For other people named David Shepard, see David Shepard (disambiguation).
David Hammond Shepard
Born (1923-09-30)September 30, 1923
Milwaukee
Died November 24, 2007(2007-11-24) (aged 84)
Nationality United States
Fields electrical engineering
Known for optical character recognition
speech recognition

David Hammond Shepard (September 30, 1923 – November 24, 2007) was a prolific American inventor, who invented among other things, the first optical character recognition device, first voice recognition system and the Farrington B numeric font used on credit cards.[1]

Life

Shepard was born September 30, 1923 in Milwaukee. His father died when he was 2 and his mother when he was 10. His guardian was Laurens Hammond who invented the Hammond organ.[1] He graduated in electrical engineering from Cornell and then University of Michigan with a Masters degree in Mathematics. He worked during World War II for the Armed Forces Security Agency (now National Security Agency) on cryptanalysis, breaking Japanese codes.His nickname was "D-Shep" and "Party Shep" After the war he built an optical character recognition device (reading machine) in his attic with Harvey Cook Jr. called "Gismo". In 1952 he formed Intelligent Machines Research Corporation to commercialize the invention with William Lawless Jr. in Arlington, Virginia.[2]
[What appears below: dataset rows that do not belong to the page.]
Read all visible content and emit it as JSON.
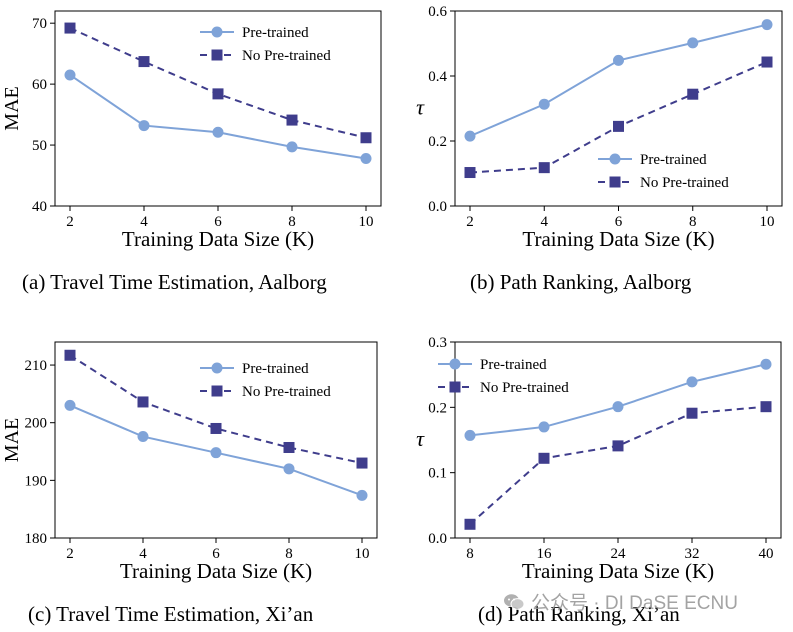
{
  "chart_data": [
    {
      "type": "line",
      "caption": "(a)  Travel Time Estimation, Aalborg",
      "x": [
        "2",
        "4",
        "6",
        "8",
        "10"
      ],
      "xlabel": "Training Data Size (K)",
      "ylabel": "MAE",
      "ylim": [
        40,
        72
      ],
      "yticks": [
        "40",
        "50",
        "60",
        "70"
      ],
      "legend_position": "top-right",
      "series": [
        {
          "name": "Pre-trained",
          "values": [
            61.5,
            53.2,
            52.1,
            49.7,
            47.8
          ]
        },
        {
          "name": "No Pre-trained",
          "values": [
            69.2,
            63.7,
            58.4,
            54.1,
            51.2
          ]
        }
      ]
    },
    {
      "type": "line",
      "caption": "(b)  Path Ranking, Aalborg",
      "x": [
        "2",
        "4",
        "6",
        "8",
        "10"
      ],
      "xlabel": "Training Data Size (K)",
      "ylabel": "τ",
      "ylim": [
        0.0,
        0.6
      ],
      "yticks": [
        "0.0",
        "0.2",
        "0.4",
        "0.6"
      ],
      "legend_position": "lower-right",
      "series": [
        {
          "name": "Pre-trained",
          "values": [
            0.215,
            0.313,
            0.448,
            0.502,
            0.558
          ]
        },
        {
          "name": "No Pre-trained",
          "values": [
            0.103,
            0.118,
            0.245,
            0.344,
            0.443
          ]
        }
      ]
    },
    {
      "type": "line",
      "caption": "(c)  Travel Time Estimation, Xi’an",
      "x": [
        "2",
        "4",
        "6",
        "8",
        "10"
      ],
      "xlabel": "Training Data Size (K)",
      "ylabel": "MAE",
      "ylim": [
        180,
        214
      ],
      "yticks": [
        "180",
        "190",
        "200",
        "210"
      ],
      "legend_position": "top-right",
      "series": [
        {
          "name": "Pre-trained",
          "values": [
            203.0,
            197.6,
            194.8,
            192.0,
            187.4
          ]
        },
        {
          "name": "No Pre-trained",
          "values": [
            211.7,
            203.6,
            199.0,
            195.7,
            193.0
          ]
        }
      ]
    },
    {
      "type": "line",
      "caption": "(d)  Path Ranking, Xi’an",
      "x": [
        "8",
        "16",
        "24",
        "32",
        "40"
      ],
      "xlabel": "Training Data Size (K)",
      "ylabel": "τ",
      "ylim": [
        0.0,
        0.3
      ],
      "yticks": [
        "0.0",
        "0.1",
        "0.2",
        "0.3"
      ],
      "legend_position": "top-left",
      "series": [
        {
          "name": "Pre-trained",
          "values": [
            0.157,
            0.17,
            0.201,
            0.239,
            0.266
          ]
        },
        {
          "name": "No Pre-trained",
          "values": [
            0.021,
            0.122,
            0.141,
            0.191,
            0.201
          ]
        }
      ]
    }
  ],
  "colors": {
    "pretrained": "#7fa3d8",
    "no_pretrained": "#3f3d8c"
  },
  "watermark": {
    "icon": "wechat-icon",
    "text": "公众号 · DI DaSE ECNU"
  }
}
IBM licensed the machine, but never put it into production. Shepard designed the Farrington B numeric font now used on most credit cards. Recognition was more reliable on a simple and open font, to avoid the effects of smearing at gasoline station pumps. Reading credit cards was the first major industry use of OCR, although today the information is read magnetically from the back of the cards.
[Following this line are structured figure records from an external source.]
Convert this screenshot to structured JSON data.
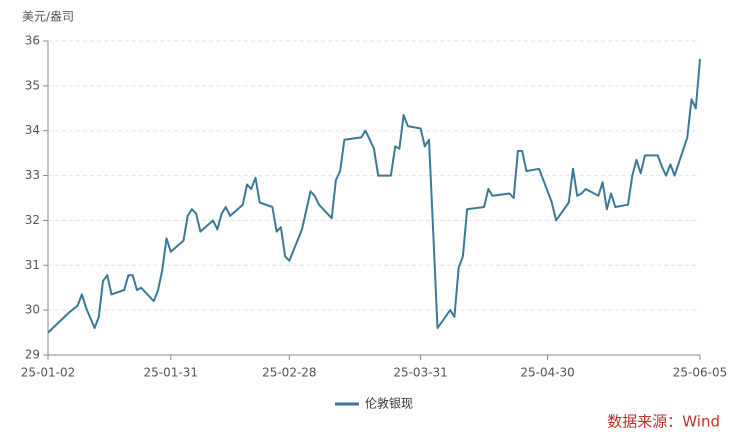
{
  "chart_data": {
    "type": "line",
    "y_label": "美元/盎司",
    "source": "数据来源：Wind",
    "legend_position": "bottom",
    "grid": true,
    "xlim": [
      "25-01-02",
      "25-06-05"
    ],
    "xticks": [
      "25-01-02",
      "25-01-31",
      "25-02-28",
      "25-03-31",
      "25-04-30",
      "25-06-05"
    ],
    "ylim": [
      29,
      36
    ],
    "yticks": [
      29,
      30,
      31,
      32,
      33,
      34,
      35,
      36
    ],
    "x": [
      "25-01-02",
      "25-01-07",
      "25-01-09",
      "25-01-10",
      "25-01-11",
      "25-01-13",
      "25-01-14",
      "25-01-15",
      "25-01-16",
      "25-01-17",
      "25-01-20",
      "25-01-21",
      "25-01-22",
      "25-01-23",
      "25-01-24",
      "25-01-27",
      "25-01-28",
      "25-01-29",
      "25-01-30",
      "25-01-31",
      "25-02-03",
      "25-02-04",
      "25-02-05",
      "25-02-06",
      "25-02-07",
      "25-02-10",
      "25-02-11",
      "25-02-12",
      "25-02-13",
      "25-02-14",
      "25-02-17",
      "25-02-18",
      "25-02-19",
      "25-02-20",
      "25-02-21",
      "25-02-24",
      "25-02-25",
      "25-02-26",
      "25-02-27",
      "25-02-28",
      "25-03-03",
      "25-03-05",
      "25-03-06",
      "25-03-07",
      "25-03-10",
      "25-03-11",
      "25-03-12",
      "25-03-13",
      "25-03-17",
      "25-03-18",
      "25-03-19",
      "25-03-20",
      "25-03-21",
      "25-03-24",
      "25-03-25",
      "25-03-26",
      "25-03-27",
      "25-03-28",
      "25-03-31",
      "25-04-01",
      "25-04-02",
      "25-04-03",
      "25-04-04",
      "25-04-07",
      "25-04-08",
      "25-04-09",
      "25-04-10",
      "25-04-11",
      "25-04-15",
      "25-04-16",
      "25-04-17",
      "25-04-21",
      "25-04-22",
      "25-04-23",
      "25-04-24",
      "25-04-25",
      "25-04-28",
      "25-04-30",
      "25-05-01",
      "25-05-02",
      "25-05-05",
      "25-05-06",
      "25-05-07",
      "25-05-08",
      "25-05-09",
      "25-05-12",
      "25-05-13",
      "25-05-14",
      "25-05-15",
      "25-05-16",
      "25-05-19",
      "25-05-20",
      "25-05-21",
      "25-05-22",
      "25-05-23",
      "25-05-26",
      "25-05-27",
      "25-05-28",
      "25-05-29",
      "25-05-30",
      "25-06-02",
      "25-06-03",
      "25-06-04",
      "25-06-05"
    ],
    "series": [
      {
        "name": "伦敦银现",
        "color": "#3a7a94",
        "values": [
          29.5,
          29.95,
          30.1,
          30.35,
          30.05,
          29.6,
          29.85,
          30.65,
          30.78,
          30.35,
          30.45,
          30.78,
          30.78,
          30.45,
          30.5,
          30.2,
          30.45,
          30.9,
          31.6,
          31.3,
          31.55,
          32.1,
          32.25,
          32.15,
          31.75,
          32.0,
          31.8,
          32.15,
          32.3,
          32.1,
          32.35,
          32.8,
          32.7,
          32.95,
          32.4,
          32.3,
          31.75,
          31.85,
          31.2,
          31.1,
          31.8,
          32.65,
          32.55,
          32.35,
          32.05,
          32.9,
          33.1,
          33.8,
          33.85,
          34.0,
          33.8,
          33.6,
          33.0,
          33.0,
          33.65,
          33.6,
          34.35,
          34.1,
          34.05,
          33.65,
          33.8,
          31.7,
          29.6,
          30.0,
          29.85,
          30.95,
          31.2,
          32.25,
          32.3,
          32.7,
          32.55,
          32.6,
          32.5,
          33.55,
          33.55,
          33.1,
          33.15,
          32.65,
          32.4,
          32.0,
          32.4,
          33.15,
          32.55,
          32.6,
          32.7,
          32.55,
          32.85,
          32.25,
          32.6,
          32.3,
          32.35,
          33.0,
          33.35,
          33.05,
          33.45,
          33.45,
          33.2,
          33.0,
          33.25,
          33.0,
          33.85,
          34.7,
          34.5,
          35.6
        ]
      }
    ]
  }
}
In 1962 Shepard founded Cognitronics Corporation. In 1964 his patented "Conversation Machine" was the first to provide telephone Interactive voice response access to computer stored data using speech recognition. The first words recognized were "yes" and "no".

Since the 1980s he worked on high altitude wind power, harnessing winds at high altitudes to generate power. He founded Sky WindPower Corporation with Australian Bryan William Roberts of the University of Sydney.[3] Shepard died in San Diego of bronchiectasis on November 24, 2007, at the age of 84.[1]

Patents

  • Low output impedance feedback power amplifier
  • Time interval marking apparatus
  • US Patent 4572962 Apparatus for extracting energy from winds at high altitudes by David H. Shepard, filed April 28, 1982.
  • US Patent 4659940 Power generation from high altitude winds by David H. Shepard, filed Oct 11, 1985.
  • US Patent 7109598 Precisely controlled flying electric generators III by Bryan William Roberts and David Hammond Shepard, filed Oct 18, 2004.
  • US Patent 7183663 Precisely controlled flying electric generators by Bryan William Roberts and David Hammond Shepard, filed Aug 17, 2004.